Pollen and nectar feeders occur on flowers of various plants and use bees and other insects (orders Lepidoptera, Hymenoptera, and Diptera) for dispersal. During a worker honey bee foraging trip, these mites can “hitch-hike” on the bee to be brought back to the colony, where the mites then feed on stored pollen (Delfinado-Baker et al., 1989). The number of Neocypholaelaps favus mites in a single colony reached up to 3,000 individuals in Japan (Ishikawa, 1968). Bees in such hives may become phoretic hosts to large numbers of mites. Up to 400 N. indica have been recorded on an individual Apis cerana (Ramanan and Swaraj, 1984). Bees carrying large numbers of phoretic mites might exhibit "discomfort" and attempt to remove the mites, and presumably their ability to fly is impaired (Eickwort, 1990).
The lifestyle decribed above is characteristic of mite species normally collected from adult honey bees (Apis), for example, Neocypholaelaps indica. Mite species found on other apid bees (Amegilla, Ctenoplectra, and Xylocopa) probably have a similar biology. Bees of the genus Thyreus that are kletoparasitic on Amegilla serve as phoretic hosts.

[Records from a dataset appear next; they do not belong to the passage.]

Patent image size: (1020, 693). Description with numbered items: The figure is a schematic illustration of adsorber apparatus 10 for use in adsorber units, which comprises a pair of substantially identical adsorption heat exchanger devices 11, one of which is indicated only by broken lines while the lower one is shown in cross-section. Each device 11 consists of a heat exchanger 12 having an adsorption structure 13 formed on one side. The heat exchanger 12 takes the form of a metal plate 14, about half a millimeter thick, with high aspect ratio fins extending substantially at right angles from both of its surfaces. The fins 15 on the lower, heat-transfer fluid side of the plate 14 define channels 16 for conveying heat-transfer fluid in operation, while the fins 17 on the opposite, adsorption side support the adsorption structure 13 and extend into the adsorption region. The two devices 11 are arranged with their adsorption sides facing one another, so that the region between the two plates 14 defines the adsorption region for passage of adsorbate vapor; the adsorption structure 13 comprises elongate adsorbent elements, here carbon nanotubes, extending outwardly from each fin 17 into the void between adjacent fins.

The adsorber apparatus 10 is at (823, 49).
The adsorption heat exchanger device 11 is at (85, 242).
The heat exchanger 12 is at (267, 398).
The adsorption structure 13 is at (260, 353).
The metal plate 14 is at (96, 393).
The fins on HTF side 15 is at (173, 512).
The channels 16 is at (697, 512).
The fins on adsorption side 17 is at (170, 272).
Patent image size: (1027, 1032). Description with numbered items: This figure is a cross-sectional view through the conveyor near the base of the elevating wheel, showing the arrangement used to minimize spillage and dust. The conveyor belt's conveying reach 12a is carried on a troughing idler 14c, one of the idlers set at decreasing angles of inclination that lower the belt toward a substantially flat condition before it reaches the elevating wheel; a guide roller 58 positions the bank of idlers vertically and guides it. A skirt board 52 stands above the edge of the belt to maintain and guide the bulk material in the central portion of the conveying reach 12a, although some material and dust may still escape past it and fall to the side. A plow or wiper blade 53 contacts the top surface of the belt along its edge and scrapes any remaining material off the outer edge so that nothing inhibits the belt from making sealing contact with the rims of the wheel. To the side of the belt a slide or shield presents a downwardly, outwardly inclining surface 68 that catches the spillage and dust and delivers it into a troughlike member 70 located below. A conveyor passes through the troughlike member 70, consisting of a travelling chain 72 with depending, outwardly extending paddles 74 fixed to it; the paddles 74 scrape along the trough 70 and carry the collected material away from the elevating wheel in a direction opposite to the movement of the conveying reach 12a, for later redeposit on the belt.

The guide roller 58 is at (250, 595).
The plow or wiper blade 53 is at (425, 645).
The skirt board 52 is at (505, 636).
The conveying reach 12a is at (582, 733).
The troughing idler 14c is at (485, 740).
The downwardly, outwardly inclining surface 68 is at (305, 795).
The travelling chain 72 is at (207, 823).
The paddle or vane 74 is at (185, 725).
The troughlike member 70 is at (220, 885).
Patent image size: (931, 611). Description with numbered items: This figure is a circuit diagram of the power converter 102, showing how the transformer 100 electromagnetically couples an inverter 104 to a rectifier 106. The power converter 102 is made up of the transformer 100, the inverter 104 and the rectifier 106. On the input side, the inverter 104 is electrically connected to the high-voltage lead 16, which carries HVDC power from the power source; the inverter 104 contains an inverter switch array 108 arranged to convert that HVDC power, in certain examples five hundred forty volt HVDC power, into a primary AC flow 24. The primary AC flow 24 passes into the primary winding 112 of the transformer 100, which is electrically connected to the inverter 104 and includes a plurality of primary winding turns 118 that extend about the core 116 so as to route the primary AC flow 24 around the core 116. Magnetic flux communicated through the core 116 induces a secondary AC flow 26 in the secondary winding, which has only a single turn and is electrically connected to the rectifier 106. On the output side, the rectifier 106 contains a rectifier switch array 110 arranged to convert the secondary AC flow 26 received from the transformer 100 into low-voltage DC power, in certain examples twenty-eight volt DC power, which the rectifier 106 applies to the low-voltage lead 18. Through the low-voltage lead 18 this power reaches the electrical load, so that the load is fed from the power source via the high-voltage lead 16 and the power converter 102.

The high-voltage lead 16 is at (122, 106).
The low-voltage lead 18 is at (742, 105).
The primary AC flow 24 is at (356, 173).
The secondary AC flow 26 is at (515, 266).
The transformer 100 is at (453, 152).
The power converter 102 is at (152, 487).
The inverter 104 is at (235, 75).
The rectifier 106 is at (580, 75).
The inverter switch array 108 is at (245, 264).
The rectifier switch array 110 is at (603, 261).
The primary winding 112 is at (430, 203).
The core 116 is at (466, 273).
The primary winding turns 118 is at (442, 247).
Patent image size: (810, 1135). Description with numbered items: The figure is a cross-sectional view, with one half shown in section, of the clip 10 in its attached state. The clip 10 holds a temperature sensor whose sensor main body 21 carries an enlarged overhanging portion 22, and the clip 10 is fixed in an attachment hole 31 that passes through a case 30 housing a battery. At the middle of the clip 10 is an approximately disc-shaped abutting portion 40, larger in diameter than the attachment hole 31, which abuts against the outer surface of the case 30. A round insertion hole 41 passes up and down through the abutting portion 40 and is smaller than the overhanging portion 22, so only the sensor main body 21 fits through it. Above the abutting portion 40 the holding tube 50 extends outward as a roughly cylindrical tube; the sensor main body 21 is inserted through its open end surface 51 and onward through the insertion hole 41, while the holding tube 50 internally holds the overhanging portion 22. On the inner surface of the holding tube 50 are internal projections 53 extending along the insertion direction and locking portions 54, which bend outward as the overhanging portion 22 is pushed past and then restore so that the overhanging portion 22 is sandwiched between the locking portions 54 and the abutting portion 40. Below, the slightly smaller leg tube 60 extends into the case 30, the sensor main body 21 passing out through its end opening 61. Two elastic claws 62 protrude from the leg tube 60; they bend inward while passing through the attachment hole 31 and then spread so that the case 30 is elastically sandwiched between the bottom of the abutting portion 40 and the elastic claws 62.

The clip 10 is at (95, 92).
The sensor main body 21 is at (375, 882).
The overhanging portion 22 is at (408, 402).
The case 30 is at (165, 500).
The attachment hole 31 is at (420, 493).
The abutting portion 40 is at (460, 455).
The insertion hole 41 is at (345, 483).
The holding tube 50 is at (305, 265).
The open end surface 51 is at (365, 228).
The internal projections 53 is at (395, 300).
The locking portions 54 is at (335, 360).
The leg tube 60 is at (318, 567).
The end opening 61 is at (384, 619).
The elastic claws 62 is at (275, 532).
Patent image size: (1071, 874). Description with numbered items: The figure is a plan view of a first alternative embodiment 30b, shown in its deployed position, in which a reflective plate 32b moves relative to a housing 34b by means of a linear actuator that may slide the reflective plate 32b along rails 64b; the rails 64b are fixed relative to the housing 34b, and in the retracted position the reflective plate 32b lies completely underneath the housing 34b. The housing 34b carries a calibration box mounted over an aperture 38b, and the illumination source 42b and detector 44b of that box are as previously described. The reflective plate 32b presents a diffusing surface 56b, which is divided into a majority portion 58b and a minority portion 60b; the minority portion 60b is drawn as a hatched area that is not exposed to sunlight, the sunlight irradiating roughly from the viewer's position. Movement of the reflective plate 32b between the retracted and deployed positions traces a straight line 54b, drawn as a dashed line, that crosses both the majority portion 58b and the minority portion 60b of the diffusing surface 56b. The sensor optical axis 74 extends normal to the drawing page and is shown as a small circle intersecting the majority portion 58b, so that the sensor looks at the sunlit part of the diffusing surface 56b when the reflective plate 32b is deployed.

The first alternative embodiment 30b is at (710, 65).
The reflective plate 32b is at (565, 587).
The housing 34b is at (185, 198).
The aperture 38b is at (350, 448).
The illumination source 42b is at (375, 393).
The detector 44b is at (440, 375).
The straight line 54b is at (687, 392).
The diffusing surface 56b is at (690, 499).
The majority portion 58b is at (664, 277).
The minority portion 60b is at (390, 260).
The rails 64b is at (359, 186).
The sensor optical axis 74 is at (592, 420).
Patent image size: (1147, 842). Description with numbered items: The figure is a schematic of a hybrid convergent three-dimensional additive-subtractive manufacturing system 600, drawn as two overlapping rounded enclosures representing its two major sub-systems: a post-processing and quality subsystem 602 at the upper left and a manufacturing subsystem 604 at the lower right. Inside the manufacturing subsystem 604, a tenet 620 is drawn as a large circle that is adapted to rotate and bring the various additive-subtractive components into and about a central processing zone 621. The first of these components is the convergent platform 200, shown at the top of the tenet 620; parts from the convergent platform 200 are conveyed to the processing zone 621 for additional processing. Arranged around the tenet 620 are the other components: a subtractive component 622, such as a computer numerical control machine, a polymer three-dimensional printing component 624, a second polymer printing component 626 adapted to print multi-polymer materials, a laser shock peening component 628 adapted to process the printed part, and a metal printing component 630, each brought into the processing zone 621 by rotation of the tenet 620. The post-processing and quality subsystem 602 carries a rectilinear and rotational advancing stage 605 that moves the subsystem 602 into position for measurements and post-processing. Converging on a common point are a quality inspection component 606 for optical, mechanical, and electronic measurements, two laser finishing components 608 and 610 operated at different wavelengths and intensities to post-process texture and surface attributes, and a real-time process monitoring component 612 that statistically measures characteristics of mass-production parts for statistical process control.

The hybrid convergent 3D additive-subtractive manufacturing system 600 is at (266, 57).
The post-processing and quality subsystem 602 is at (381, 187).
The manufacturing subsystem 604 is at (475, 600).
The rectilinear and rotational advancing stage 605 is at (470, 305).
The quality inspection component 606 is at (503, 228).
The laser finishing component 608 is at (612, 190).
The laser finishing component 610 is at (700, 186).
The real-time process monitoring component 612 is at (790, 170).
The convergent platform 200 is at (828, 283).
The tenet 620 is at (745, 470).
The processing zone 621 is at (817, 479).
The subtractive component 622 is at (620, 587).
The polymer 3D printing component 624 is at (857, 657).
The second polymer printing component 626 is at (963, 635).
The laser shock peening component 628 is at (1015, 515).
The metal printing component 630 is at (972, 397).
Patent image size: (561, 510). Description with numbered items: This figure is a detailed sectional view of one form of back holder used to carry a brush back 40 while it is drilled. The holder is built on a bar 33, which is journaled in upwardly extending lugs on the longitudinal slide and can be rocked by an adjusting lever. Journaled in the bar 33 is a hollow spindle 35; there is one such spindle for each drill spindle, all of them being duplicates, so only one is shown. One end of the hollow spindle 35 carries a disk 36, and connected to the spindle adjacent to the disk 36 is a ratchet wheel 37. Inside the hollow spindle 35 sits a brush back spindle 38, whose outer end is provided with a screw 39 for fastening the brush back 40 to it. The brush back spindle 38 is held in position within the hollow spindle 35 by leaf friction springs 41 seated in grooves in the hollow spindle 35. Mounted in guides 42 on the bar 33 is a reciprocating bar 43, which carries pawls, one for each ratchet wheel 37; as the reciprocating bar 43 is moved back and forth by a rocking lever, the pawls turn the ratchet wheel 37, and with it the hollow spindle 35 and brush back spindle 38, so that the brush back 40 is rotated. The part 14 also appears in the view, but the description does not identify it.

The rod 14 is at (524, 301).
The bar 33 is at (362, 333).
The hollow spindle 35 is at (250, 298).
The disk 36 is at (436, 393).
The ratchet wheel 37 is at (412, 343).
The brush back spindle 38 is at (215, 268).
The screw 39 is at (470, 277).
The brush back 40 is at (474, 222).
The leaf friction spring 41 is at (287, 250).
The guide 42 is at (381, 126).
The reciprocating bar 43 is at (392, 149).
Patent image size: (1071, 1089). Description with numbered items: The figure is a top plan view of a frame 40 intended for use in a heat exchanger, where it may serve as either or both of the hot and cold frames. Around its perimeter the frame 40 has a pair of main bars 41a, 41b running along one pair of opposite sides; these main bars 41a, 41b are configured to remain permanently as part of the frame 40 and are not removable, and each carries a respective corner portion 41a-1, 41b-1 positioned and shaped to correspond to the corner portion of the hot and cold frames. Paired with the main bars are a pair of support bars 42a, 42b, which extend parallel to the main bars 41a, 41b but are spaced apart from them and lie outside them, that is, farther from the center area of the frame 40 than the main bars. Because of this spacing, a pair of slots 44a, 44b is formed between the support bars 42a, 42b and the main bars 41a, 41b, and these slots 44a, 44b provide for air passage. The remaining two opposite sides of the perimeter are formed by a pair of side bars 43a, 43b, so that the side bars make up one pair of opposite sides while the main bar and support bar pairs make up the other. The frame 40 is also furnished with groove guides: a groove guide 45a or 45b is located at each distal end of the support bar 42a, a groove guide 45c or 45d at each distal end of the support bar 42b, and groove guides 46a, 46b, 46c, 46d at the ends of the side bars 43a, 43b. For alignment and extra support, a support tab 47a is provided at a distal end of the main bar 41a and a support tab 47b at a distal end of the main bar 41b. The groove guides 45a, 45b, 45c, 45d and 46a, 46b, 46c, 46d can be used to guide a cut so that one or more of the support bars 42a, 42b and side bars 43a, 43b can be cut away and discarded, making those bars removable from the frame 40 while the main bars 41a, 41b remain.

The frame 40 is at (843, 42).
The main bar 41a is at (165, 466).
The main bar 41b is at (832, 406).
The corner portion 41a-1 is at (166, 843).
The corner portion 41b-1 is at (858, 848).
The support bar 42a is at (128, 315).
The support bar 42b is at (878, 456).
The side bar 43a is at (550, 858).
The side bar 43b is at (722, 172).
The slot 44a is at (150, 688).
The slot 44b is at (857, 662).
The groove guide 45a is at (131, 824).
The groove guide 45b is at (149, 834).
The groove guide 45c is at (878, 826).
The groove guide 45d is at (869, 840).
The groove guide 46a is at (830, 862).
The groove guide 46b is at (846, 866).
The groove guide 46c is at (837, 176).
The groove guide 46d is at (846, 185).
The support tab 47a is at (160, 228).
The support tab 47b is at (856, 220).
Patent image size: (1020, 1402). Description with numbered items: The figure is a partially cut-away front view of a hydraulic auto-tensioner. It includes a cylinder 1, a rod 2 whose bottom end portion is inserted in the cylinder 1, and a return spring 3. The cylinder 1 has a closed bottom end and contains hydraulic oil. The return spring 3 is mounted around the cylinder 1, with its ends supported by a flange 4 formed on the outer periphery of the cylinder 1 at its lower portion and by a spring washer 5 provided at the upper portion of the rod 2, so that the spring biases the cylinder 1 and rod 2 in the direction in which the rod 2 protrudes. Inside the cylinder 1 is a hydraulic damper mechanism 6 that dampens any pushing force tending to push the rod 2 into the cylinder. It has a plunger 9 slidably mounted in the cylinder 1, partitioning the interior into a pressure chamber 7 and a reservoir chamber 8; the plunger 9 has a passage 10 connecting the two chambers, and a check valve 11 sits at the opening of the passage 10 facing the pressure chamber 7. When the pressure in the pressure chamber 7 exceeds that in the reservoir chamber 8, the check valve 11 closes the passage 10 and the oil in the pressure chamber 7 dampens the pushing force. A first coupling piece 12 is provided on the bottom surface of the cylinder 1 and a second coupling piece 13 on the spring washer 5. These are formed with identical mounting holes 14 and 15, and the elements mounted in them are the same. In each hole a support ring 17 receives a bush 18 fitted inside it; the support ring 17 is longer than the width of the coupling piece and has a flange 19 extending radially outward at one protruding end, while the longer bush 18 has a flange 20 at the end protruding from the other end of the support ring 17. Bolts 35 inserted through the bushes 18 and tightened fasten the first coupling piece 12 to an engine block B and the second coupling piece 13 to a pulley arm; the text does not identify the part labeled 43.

In contrast, some mite species (Neocypholaelaps phooni and N. malayensis) associated with stingless bees (Heterotrigona, Geniotrigona, Tetragonula, and Meliponula) develop more intimate associations with their hosts. The life cycle occurs entirely inside the bee nests, where they consume pollen and detritus, and there is no evidence of parasitism in the brood or on adults (Baker and Delfinado-Baker, 1985).
Host plant species have not been extensively studied for Neocypholaelaps, although a few records are available for some mite species. Neocypholaelaps indica, with 34 recorded host plant species (Mo, 1972), is the best studied mite in this respect.